25 October 2021 | 5-minute read
Time spent in the Lloyd's Underwriting Room can now be optimised for targeted and complex negotiation with numerous markets.
During the past two years, the depths of the Lloyd’s market’s tenacity, adaptability, ingenuity and resilience have been shown as it met every challenge the pandemic has thrown at it. Throughout the bleakest points of lockdown, the Lloyd’s market kept calm and carried on, which is something all of us in the market can look back on and be very proud of.

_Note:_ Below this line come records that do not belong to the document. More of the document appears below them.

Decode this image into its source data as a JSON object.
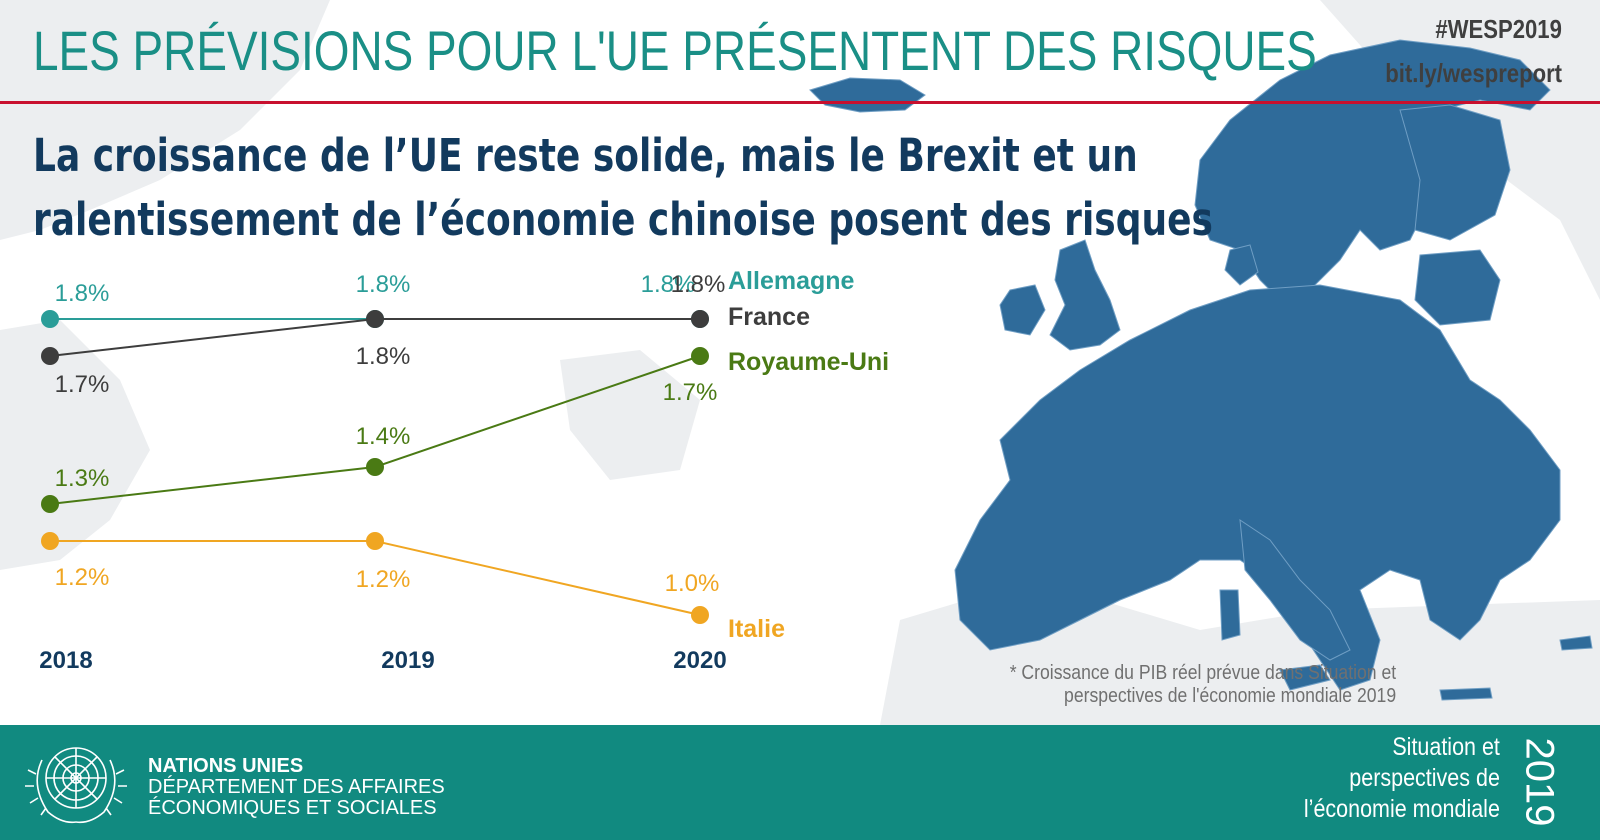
{
  "header": {
    "title": "LES PRÉVISIONS POUR L'UE PRÉSENTENT DES RISQUES",
    "hashtag": "#WESP2019",
    "link": "bit.ly/wespreport"
  },
  "subtitle": {
    "line1": "La croissance de l’UE reste solide, mais le Brexit et un",
    "line2": "ralentissement de l’économie chinoise posent des risques"
  },
  "chart_data": {
    "type": "line",
    "x": [
      "2018",
      "2019",
      "2020"
    ],
    "ylim": [
      0.9,
      1.9
    ],
    "series": [
      {
        "name": "Allemagne",
        "values": [
          1.8,
          1.8,
          1.8
        ],
        "labels": [
          "1.8%",
          "1.8%",
          "1.8%"
        ],
        "color": "#2a9d98"
      },
      {
        "name": "France",
        "values": [
          1.7,
          1.8,
          1.8
        ],
        "labels": [
          "1.7%",
          "1.8%",
          "1.8%"
        ],
        "color": "#3d3d3d"
      },
      {
        "name": "Royaume-Uni",
        "values": [
          1.3,
          1.4,
          1.7
        ],
        "labels": [
          "1.3%",
          "1.4%",
          "1.7%"
        ],
        "color": "#4a7a14"
      },
      {
        "name": "Italie",
        "values": [
          1.2,
          1.2,
          1.0
        ],
        "labels": [
          "1.2%",
          "1.2%",
          "1.0%"
        ],
        "color": "#f0a622"
      }
    ]
  },
  "footnote": {
    "line1": "* Croissance du PIB réel prévue dans Situation et",
    "line2": "perspectives de l'économie mondiale 2019"
  },
  "footer": {
    "org_name": "NATIONS UNIES",
    "dept_line1": "DÉPARTEMENT DES AFFAIRES",
    "dept_line2": "ÉCONOMIQUES ET SOCIALES",
    "report_line1": "Situation et",
    "report_line2": "perspectives de",
    "report_line3": "l’économie mondiale",
    "year": "2019",
    "background_color": "#118a80"
  },
  "colors": {
    "title": "#1a8f86",
    "subtitle": "#123a5e",
    "rule": "#c8102e",
    "map_eu": "#2f6b9a",
    "map_other": "#e6e8ea"
  }
}
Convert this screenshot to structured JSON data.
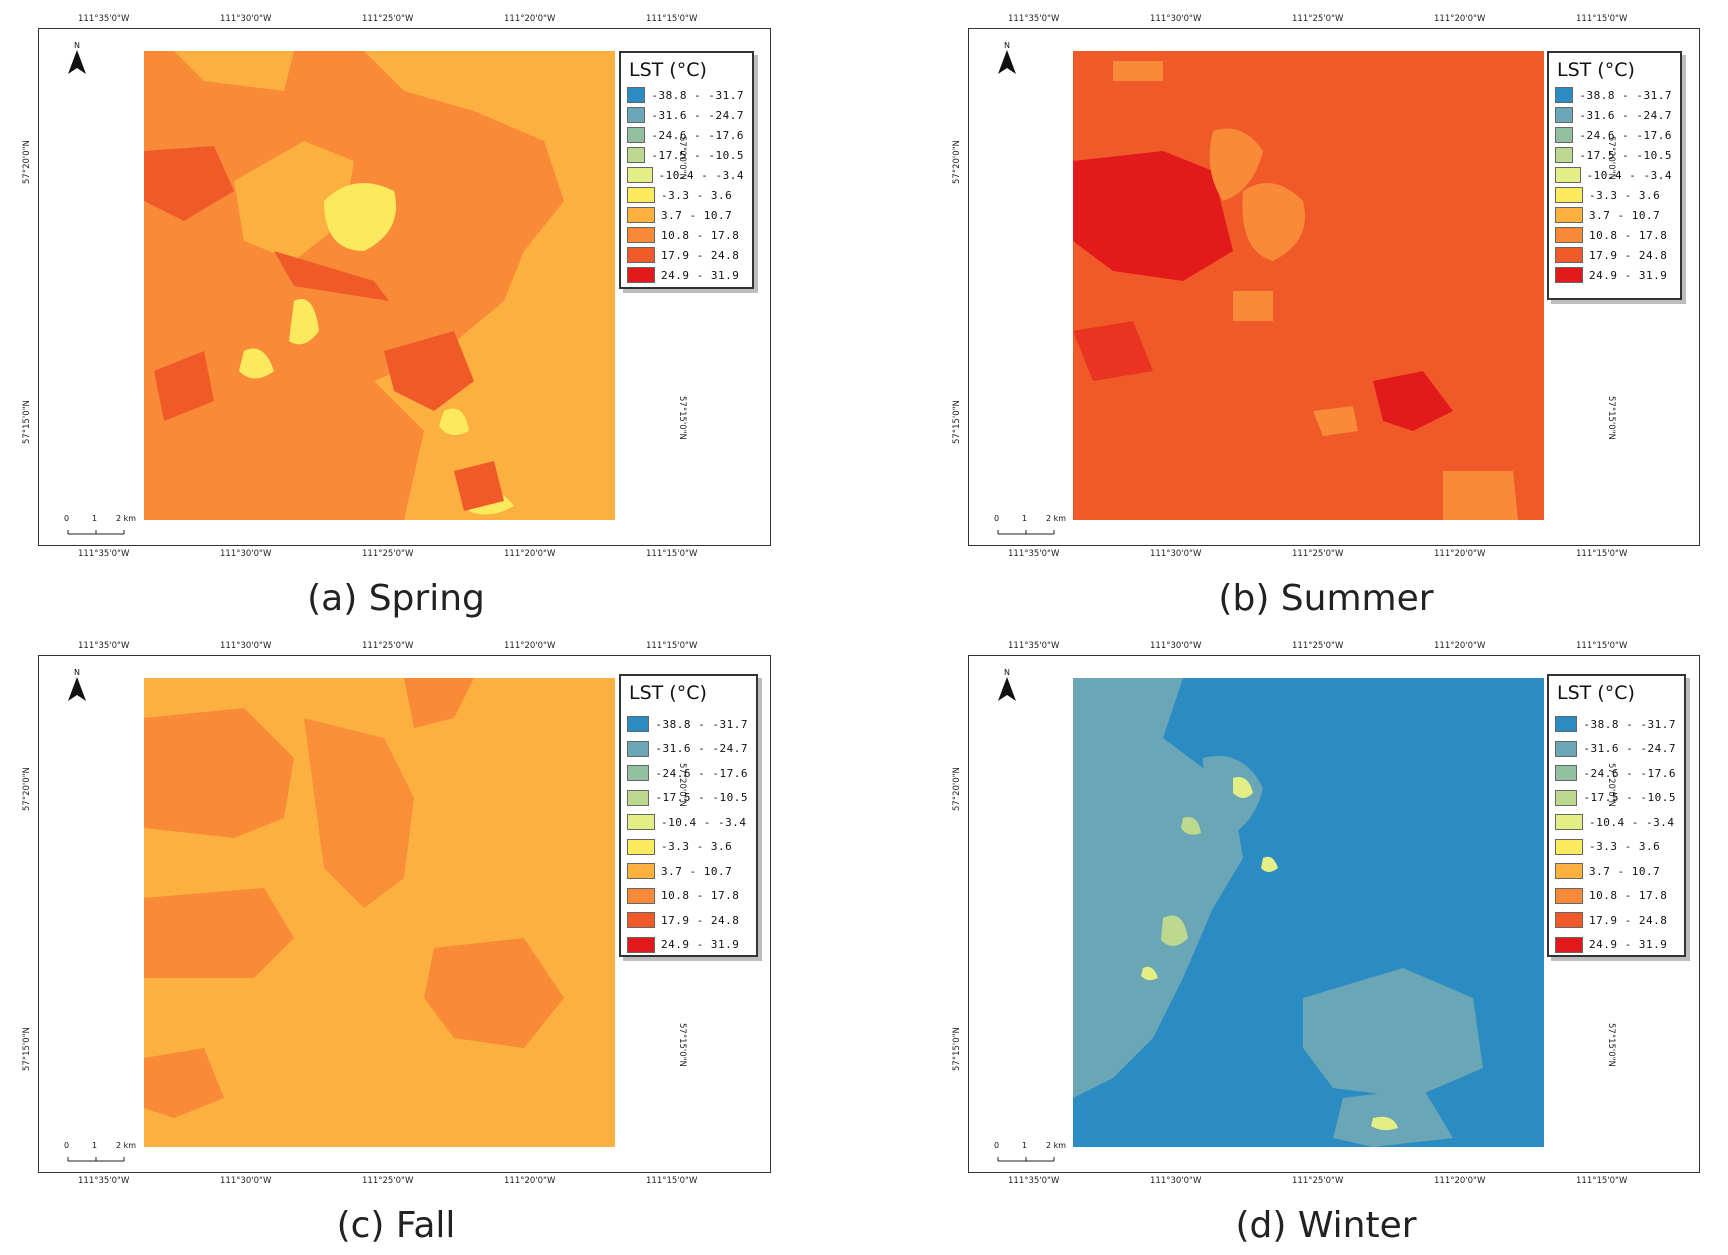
{
  "legend": {
    "title": "LST (°C)",
    "classes": [
      {
        "label": "-38.8 - -31.7",
        "color": "#2b8cc4"
      },
      {
        "label": "-31.6 - -24.7",
        "color": "#6ba6b6"
      },
      {
        "label": "-24.6 - -17.6",
        "color": "#93c19f"
      },
      {
        "label": "-17.5 - -10.5",
        "color": "#bcd98f"
      },
      {
        "label": "-10.4 - -3.4",
        "color": "#e3ef86"
      },
      {
        "label": "-3.3 - 3.6",
        "color": "#fbe95e"
      },
      {
        "label": "3.7 - 10.7",
        "color": "#fbb040"
      },
      {
        "label": "10.8 - 17.8",
        "color": "#f98a38"
      },
      {
        "label": "17.9 - 24.8",
        "color": "#f05a28"
      },
      {
        "label": "24.9 - 31.9",
        "color": "#e31a1c"
      }
    ]
  },
  "axes": {
    "lon_ticks": [
      "111°35'0\"W",
      "111°30'0\"W",
      "111°25'0\"W",
      "111°20'0\"W",
      "111°15'0\"W"
    ],
    "lat_ticks": [
      "57°20'0\"N",
      "57°15'0\"N"
    ]
  },
  "north_label": "N",
  "scale": {
    "labels": [
      "0",
      "1",
      "2 km"
    ]
  },
  "panels": [
    {
      "caption": "(a) Spring",
      "base": "#f98a38",
      "season": "spring"
    },
    {
      "caption": "(b) Summer",
      "base": "#f05a28",
      "season": "summer"
    },
    {
      "caption": "(c) Fall",
      "base": "#fbb040",
      "season": "fall"
    },
    {
      "caption": "(d) Winter",
      "base": "#2b8cc4",
      "season": "winter"
    }
  ]
}
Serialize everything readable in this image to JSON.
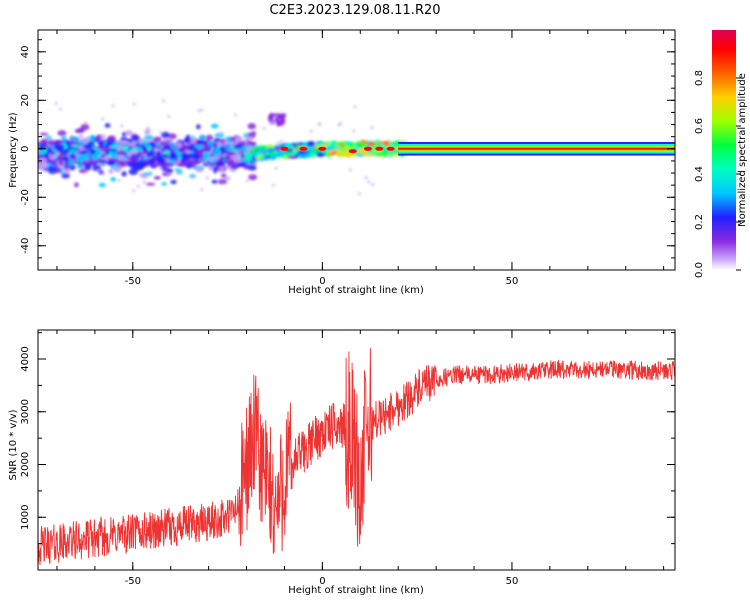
{
  "figure_title": "C2E3.2023.129.08.11.R20",
  "chart_data": [
    {
      "type": "heatmap",
      "xlabel": "Height of straight line (km)",
      "ylabel": "Frequency (Hz)",
      "xlim": [
        -75,
        93
      ],
      "ylim": [
        -50,
        49
      ],
      "xticks": [
        -50,
        0,
        50
      ],
      "yticks": [
        -40,
        -20,
        0,
        20,
        40
      ],
      "colorbar": {
        "label": "Normalized spectral amplitude",
        "range": [
          0,
          1
        ],
        "ticks": [
          "0.0",
          "0.2",
          "0.4",
          "0.6",
          "0.8"
        ],
        "colors": [
          "#ffffff",
          "#c79cf7",
          "#8a2be2",
          "#2020ff",
          "#00c8ff",
          "#00ffc0",
          "#00ff40",
          "#a0ff00",
          "#ffd000",
          "#ff6000",
          "#ff0000",
          "#e0005a"
        ]
      },
      "features": [
        {
          "name": "broad speckle",
          "x_range": [
            -75,
            -18
          ],
          "freq_range": [
            -10,
            6
          ],
          "amplitude": "0.2-0.5"
        },
        {
          "name": "tail",
          "x_range": [
            -18,
            20
          ],
          "freq_center": 0,
          "amplitude": "0.4-0.9"
        },
        {
          "name": "clean line",
          "x_range": [
            20,
            93
          ],
          "freq_center": 0,
          "amplitude": "1.0"
        }
      ]
    },
    {
      "type": "line",
      "xlabel": "Height of straight line (km)",
      "ylabel": "SNR (10 * v/v)",
      "xlim": [
        -75,
        93
      ],
      "ylim": [
        0,
        4550
      ],
      "xticks": [
        -50,
        0,
        50
      ],
      "yticks": [
        1000,
        2000,
        3000,
        4000
      ],
      "color": "#ee3333",
      "series": [
        {
          "x": [
            -75,
            -70,
            -65,
            -60,
            -55,
            -50,
            -45,
            -40,
            -35,
            -30,
            -25,
            -22,
            -20,
            -18,
            -16,
            -14,
            -12,
            -10,
            -8,
            -6,
            -4,
            -2,
            0,
            2,
            4,
            6,
            8,
            9,
            10,
            11,
            12,
            14,
            16,
            18,
            20,
            25,
            30,
            35,
            40,
            45,
            50,
            55,
            60,
            65,
            70,
            75,
            80,
            85,
            93
          ],
          "y": [
            450,
            500,
            560,
            600,
            650,
            700,
            750,
            800,
            850,
            900,
            1000,
            1200,
            2000,
            2500,
            2000,
            1500,
            1100,
            1800,
            2000,
            2200,
            2300,
            2500,
            2600,
            2700,
            2750,
            2700,
            2600,
            2000,
            1500,
            2300,
            2800,
            2850,
            2900,
            3000,
            3100,
            3400,
            3600,
            3700,
            3700,
            3700,
            3750,
            3750,
            3800,
            3780,
            3800,
            3800,
            3800,
            3780,
            3780
          ]
        }
      ]
    }
  ]
}
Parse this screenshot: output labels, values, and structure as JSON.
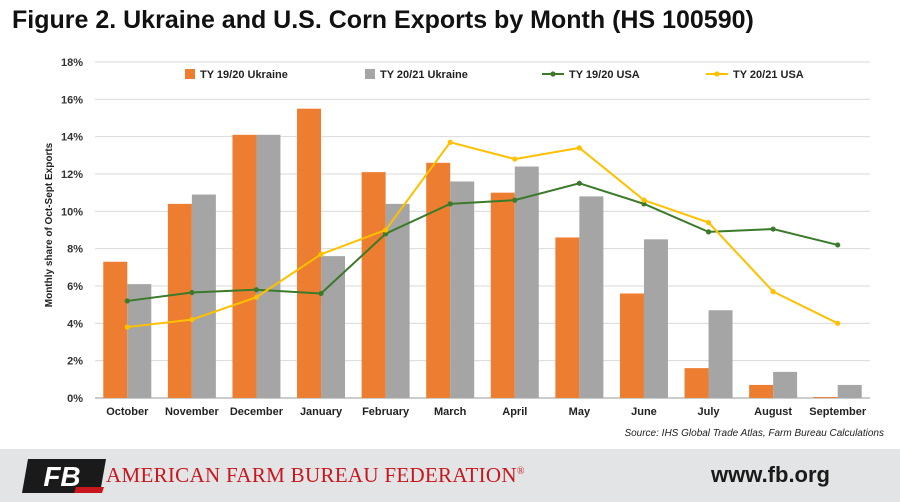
{
  "header": {
    "title": "Figure 2. Ukraine and U.S. Corn Exports by Month (HS 100590)"
  },
  "source_note": "Source: IHS Global Trade Atlas, Farm Bureau Calculations",
  "footer": {
    "org_name": "AMERICAN FARM BUREAU FEDERATION",
    "org_mark": "®",
    "logo_text": "FB",
    "website": "www.fb.org"
  },
  "colors": {
    "ukraine_1920": "#ed7d31",
    "ukraine_2021": "#a5a5a5",
    "usa_1920": "#3b7a2a",
    "usa_2021": "#ffc000",
    "brand_red": "#c8161d"
  },
  "chart_data": {
    "type": "bar",
    "title": "",
    "xlabel": "",
    "ylabel": "Monthly share of Oct-Sept Exports",
    "ylim": [
      0,
      18
    ],
    "yticks": [
      0,
      2,
      4,
      6,
      8,
      10,
      12,
      14,
      16,
      18
    ],
    "ytick_labels": [
      "0%",
      "2%",
      "4%",
      "6%",
      "8%",
      "10%",
      "12%",
      "14%",
      "16%",
      "18%"
    ],
    "grid": "horizontal",
    "legend_position": "top",
    "categories": [
      "October",
      "November",
      "December",
      "January",
      "February",
      "March",
      "April",
      "May",
      "June",
      "July",
      "August",
      "September"
    ],
    "series": [
      {
        "name": "TY 19/20 Ukraine",
        "kind": "bar",
        "color": "#ed7d31",
        "values": [
          7.3,
          10.4,
          14.1,
          15.5,
          12.1,
          12.6,
          11.0,
          8.6,
          5.6,
          1.6,
          0.7,
          0.05
        ]
      },
      {
        "name": "TY 20/21 Ukraine",
        "kind": "bar",
        "color": "#a5a5a5",
        "values": [
          6.1,
          10.9,
          14.1,
          7.6,
          10.4,
          11.6,
          12.4,
          10.8,
          8.5,
          4.7,
          1.4,
          0.7
        ]
      },
      {
        "name": "TY 19/20 USA",
        "kind": "line",
        "color": "#3b7a2a",
        "values": [
          5.2,
          5.65,
          5.8,
          5.6,
          8.8,
          10.4,
          10.6,
          11.5,
          10.4,
          8.9,
          9.05,
          8.2
        ]
      },
      {
        "name": "TY 20/21 USA",
        "kind": "line",
        "color": "#ffc000",
        "values": [
          3.8,
          4.2,
          5.4,
          7.7,
          9.0,
          13.7,
          12.8,
          13.4,
          10.6,
          9.4,
          5.7,
          4.0
        ]
      }
    ]
  }
}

Now, with Lloyd’s well and truly open for business in person, in recent weeks there have been noticeably more people returning to London and the Lloyd’s building, with brokers and underwriters frequenting the Underwriting Room in increasing numbers. Being able to meet multiple decision-makers in one place has been core to the Lloyd’s market’s success and remains equally important for its success in the future. While it is encouraging to see many grasping the opportunity to discuss complex transactions and trade once again in person, the market is yet to reach the numbers needed to achieve critical mass and allow participants to gain the full benefit it has to offer.
Face-to-face meetings
Some senior underwriters and line-of-business managers have stated their commitment to resuming collaborative negotiation face-to-face in the room. In a recent letter to brokers, the property direct and facultative committee, which constitutes 18 of the largest markets in Lloyd’s, also said its members will ensure underwriters are present in the room on Tuesday, Wednesday and Thursday mornings. Other markets have also made similar commitments to their broker partners.
While these efforts are commendable, broader uptake and commitment is needed. It is very difficult for any individual underwriter to be a first mover and, quite simply, without more underwriters, the value for brokers visiting the room remains diminished.
Reflecting on the past two years, most agree something is lost when transacting business without the face-to-face element. During that time, younger colleagues also missed out on the gradual assimilation of ideas and knowledge that happens naturally in the workplace and is vital for their career development. Covid-19 deprived us of these things but we are now in a position to reclaim them.
Going back to the room should not be confused with going backwards or seen as a desire by anyone to reinstate things exactly as they were. Going back to the room allows underwriters and brokers to regain the tremendous efficiencies it affords as, populated with sufficient numbers, there is no better place to get complex negotiations completed efficiently.
The underwriting community stands to gain much by enabling that to happen again and I strongly believe in the benefits of a thriving marketplace with multiple markets all available to brokers.
Rather than a step backwards, this is an opportunity to make a stride forward by taking the best of two effective working methods and melding them together. Both the room and electronic trading offer tremendous efficiencies in different ways and building a hybrid model that gets the best of both worlds will bring never-before-seen benefits.
This is not about underwriters waiting in the room all day for brokers to appear, or brokers queuing to get a simple endorsement agreed.
Optimising time
Time in the Underwriting Room can now be optimised and condensed into multiple, pre-booked appointments and used for tasks such as targeted complex negotiation with numerous markets. Such conversations are not only far better face-to-face but, with the relevant people sitting close by, it is much more efficient than organising five separate half-hour phone or online calls or going to five different offices in EC3.
An underwriter could, for example, use the room for such tasks in the morning, return to their office for in-depth client meetings via Teams or Zoom in the afternoon, with time in the office or at home spent reviewing submissions, pricing outputs and agreeing endorsements on PPL. While it may take some time for individual companies and underwriters to work out exactly what the ideal hybrid model looks like, the tremendous potential exists to build a new, optimal and more efficient way of working.
The collective effort by everyone to steer the market through the pandemic was a remarkable achievement. Making the most of that same adaptability and tenacity that ensured the market’s continued ability to serve its customer base can now enable us to not only move on but get ahead.
Successfully combining the unique efficiencies of face-to-face negotiation with those of electronic trading promises to usher in an era where Lloyd’s is more efficient and accessible than at any other point in its 333-year history.